If you want to catch a fish, everyone knows you need a rod and some bait. You need the perfect fishing hole and a bit of patience as well. But often we forget about some of the most basic elements of fishing.
How do you get the hook on the line? How do you make sure the fish doesn’t pull your bait – and your hook – right off the line and swim away?
While rod and lure might be the basics of fishing, there are other fundamentals every angler should have to make those basic elements work. Chief among these are five basic fishing knots.
It’s easy to get overwhelmed when you look at the myriad of different knots and techniques. Fortunately, if you’re just getting started, you don’t need anything fancy. We’ve broken down the five most useful knots below.
- The Palomar Knot
This is one of the strongest knots out there, and one of the easiest to tie.
If you only have time to learn one knot before you head out to the lake, take a moment to learn the Palomar knot. You can use the Palomar knot to tie a hook to your line or to use a swivel to join two different lines together. You can also use the knot to attach a fly to your line as well.
It’s one of the strongest knots and an easy one to tie. Make an overhand loop close to your hook or swivel. Then pull the end loop back over the lure and carefully adjust and tighten the knot so that it sits right at the top of the hook. Be careful passing the hook or lure through the end of the line as it can be unwieldy.
- The Blood Knot
The blood knot is designed for tying two pieces of fishing line or rope together. This is a great knot to use if you’re left with strange lengths of line or if you decide to try your hand at fly fishing. This is a handy knot for making the most of your materials, and it’s also a great survival knot to know for just about any circumstance.
To tie a blood knot, wrap the end of line A five times around line B. Then loop the end of A back through the opening created where the two lines overlay.
Carefully tighten that half of the line and then repeat by looping line B over line A five times. Bring the end of B back through the starting point and tighten.
- The Improved Clinch Knot
One of the most common knots in the world of fishing, you might already know the improved clinch knot. It’s used frequently for securing hooks and lures or anything else that needs to be attached to a length of fishing line.
The Improved Clinch Knot is a strong knot (although not as strong as some others on the list). It is often casually called a fisherman’s knot because it is so common in the world of anglers.

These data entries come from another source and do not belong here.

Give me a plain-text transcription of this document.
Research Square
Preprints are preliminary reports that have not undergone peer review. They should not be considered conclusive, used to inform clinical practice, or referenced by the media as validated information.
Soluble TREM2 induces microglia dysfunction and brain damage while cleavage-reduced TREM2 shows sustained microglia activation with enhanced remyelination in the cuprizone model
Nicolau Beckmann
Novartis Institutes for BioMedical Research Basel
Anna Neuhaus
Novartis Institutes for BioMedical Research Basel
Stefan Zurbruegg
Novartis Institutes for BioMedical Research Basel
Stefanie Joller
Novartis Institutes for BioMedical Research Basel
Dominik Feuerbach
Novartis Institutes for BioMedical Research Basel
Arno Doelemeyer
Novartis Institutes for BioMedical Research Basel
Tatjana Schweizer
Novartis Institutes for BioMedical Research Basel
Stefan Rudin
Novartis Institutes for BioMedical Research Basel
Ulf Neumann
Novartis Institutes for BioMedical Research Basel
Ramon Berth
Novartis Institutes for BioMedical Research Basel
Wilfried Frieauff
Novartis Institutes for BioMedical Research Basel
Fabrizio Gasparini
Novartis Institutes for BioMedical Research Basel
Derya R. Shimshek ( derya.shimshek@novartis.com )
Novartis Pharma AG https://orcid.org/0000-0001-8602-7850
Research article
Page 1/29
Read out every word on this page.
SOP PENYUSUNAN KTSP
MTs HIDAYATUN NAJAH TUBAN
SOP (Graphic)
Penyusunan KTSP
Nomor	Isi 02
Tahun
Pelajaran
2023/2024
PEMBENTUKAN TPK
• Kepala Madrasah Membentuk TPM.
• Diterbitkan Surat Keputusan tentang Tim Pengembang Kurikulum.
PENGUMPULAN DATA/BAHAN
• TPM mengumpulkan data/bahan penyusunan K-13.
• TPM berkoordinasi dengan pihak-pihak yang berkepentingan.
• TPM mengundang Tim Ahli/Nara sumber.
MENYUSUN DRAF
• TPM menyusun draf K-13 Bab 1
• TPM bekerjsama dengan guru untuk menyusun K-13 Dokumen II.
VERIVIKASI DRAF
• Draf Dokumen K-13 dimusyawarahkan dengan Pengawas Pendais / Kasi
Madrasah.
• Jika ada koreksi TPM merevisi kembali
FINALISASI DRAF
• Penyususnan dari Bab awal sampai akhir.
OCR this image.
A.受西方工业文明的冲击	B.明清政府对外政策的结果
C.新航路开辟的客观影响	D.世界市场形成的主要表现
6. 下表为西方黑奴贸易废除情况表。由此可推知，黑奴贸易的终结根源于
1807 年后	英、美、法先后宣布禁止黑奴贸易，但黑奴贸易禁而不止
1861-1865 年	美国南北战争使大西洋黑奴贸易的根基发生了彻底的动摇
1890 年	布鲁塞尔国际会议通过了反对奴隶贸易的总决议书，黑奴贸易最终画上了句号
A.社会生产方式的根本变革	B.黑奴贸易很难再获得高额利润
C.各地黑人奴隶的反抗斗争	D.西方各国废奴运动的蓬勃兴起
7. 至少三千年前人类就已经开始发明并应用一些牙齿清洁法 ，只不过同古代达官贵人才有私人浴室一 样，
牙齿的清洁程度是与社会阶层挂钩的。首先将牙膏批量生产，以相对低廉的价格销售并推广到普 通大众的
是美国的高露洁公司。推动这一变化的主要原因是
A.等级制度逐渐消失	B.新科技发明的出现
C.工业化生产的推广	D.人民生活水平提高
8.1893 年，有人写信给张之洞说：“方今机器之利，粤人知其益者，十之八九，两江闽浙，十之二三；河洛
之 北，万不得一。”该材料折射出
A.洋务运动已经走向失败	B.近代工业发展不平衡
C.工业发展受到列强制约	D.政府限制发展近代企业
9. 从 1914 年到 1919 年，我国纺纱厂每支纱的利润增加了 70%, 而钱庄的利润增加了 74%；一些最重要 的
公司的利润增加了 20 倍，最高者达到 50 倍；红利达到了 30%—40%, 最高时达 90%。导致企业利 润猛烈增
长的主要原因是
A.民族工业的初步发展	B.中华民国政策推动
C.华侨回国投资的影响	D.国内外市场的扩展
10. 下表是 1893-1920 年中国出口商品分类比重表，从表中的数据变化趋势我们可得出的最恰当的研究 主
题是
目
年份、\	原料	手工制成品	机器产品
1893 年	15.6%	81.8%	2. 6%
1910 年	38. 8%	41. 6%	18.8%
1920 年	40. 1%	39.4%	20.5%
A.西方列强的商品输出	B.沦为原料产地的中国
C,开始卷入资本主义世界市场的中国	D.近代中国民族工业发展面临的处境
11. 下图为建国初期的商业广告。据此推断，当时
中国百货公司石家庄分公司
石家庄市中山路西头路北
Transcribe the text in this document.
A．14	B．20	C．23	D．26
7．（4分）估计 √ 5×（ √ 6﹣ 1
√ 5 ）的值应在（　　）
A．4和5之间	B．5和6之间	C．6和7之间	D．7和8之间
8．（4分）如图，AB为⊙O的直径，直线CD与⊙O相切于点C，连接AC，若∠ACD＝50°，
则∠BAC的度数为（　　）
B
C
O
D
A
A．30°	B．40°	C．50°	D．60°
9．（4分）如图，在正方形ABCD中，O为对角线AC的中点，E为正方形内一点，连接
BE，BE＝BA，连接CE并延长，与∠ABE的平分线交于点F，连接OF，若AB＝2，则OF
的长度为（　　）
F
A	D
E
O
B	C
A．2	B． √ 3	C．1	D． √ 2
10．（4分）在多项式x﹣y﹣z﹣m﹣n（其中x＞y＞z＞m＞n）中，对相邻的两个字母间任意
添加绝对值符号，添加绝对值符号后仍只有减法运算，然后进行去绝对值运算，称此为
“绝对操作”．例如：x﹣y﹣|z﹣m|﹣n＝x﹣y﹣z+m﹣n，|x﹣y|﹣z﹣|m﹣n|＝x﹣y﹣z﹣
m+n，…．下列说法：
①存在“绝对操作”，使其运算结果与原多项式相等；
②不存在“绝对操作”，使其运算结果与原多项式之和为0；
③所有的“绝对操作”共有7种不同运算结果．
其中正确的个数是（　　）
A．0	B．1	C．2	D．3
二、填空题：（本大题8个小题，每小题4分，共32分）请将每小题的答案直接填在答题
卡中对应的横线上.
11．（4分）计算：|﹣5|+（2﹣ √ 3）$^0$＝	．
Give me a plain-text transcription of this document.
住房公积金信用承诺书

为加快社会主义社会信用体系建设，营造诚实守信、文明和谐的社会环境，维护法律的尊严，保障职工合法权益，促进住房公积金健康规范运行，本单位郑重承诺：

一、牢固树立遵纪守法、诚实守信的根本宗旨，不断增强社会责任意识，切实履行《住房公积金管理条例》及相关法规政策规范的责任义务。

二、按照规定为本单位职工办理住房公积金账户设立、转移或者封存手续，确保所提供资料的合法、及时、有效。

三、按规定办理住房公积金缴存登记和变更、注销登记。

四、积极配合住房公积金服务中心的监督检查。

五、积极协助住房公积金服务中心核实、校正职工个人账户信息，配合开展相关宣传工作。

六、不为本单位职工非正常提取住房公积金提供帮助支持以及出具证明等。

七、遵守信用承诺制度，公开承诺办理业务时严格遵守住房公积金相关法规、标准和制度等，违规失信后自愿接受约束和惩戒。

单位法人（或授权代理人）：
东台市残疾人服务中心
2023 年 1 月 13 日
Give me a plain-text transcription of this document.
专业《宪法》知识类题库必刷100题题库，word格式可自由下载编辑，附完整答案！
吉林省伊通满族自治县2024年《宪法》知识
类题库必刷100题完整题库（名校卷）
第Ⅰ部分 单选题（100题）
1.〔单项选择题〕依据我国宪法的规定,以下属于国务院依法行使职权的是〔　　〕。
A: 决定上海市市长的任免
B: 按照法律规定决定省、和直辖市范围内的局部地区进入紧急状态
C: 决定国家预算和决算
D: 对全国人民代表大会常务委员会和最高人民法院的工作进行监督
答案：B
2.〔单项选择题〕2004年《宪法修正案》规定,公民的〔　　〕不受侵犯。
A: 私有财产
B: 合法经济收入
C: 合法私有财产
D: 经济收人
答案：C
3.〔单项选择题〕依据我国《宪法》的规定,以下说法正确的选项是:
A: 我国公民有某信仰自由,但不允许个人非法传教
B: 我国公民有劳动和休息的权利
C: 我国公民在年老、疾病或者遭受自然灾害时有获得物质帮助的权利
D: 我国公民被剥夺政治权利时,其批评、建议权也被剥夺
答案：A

To tie an improved clinch knot, feed the line through the eye of the hook or lure. Then wrap the end of the line around the straight line five times. Bring the end of the line back through the eye of the lure, taking care to feed it back through the loop created in the line as well. Pull to tighten.
- J Knot
The J knot allows you to connect two different fishing lines together. While the blood knot will also do this, the J knot will allow you to tie lines together that have two different diameters. The blood knot is best for lines of the same diameter.
To tie a J knot, start by laying the two pieces of line in parallel. Then, pick up the ends of both parallel lines and tie an overhand knot. Feed the two pieces of line back through and over the sides of the original knot twice like you’re weaving them together. Then carefully pull the ends of the line to tighten the knot.
The J knot can also be used when you’re preparing to battle some big fish. Tie two lines together in parallel and attach the bait and you have a bit of reassurance should a big one hit and a line snap. You’ll have at least one line still helping you pull that trophy in.
- The Nonslip Loop Knot
Have a heavy hook or want to allow your lure a bit more movement in the water? The nonslip loop knot is very similar to the improved clinch knot but adds a bit of extra strength to the line and lure connection.
A nonslip loop knot starts with an overhand knot close to where you want to place your lure. The end of the line then feeds through the eye of the lure and back through the overhand knot loop. The end of the line wraps around the main line five times and comes back through the overhand knot loop. Finally, you pull them all together to tighten.
A fishing trip can easily be ruined when you feel a bite only to have your bait - and your fish – come loose. Knots are one of the key foundational elements of fishing and knowing how to tie the right knot at the right time will give you confidence that your gear won’t fail at the worst possible time.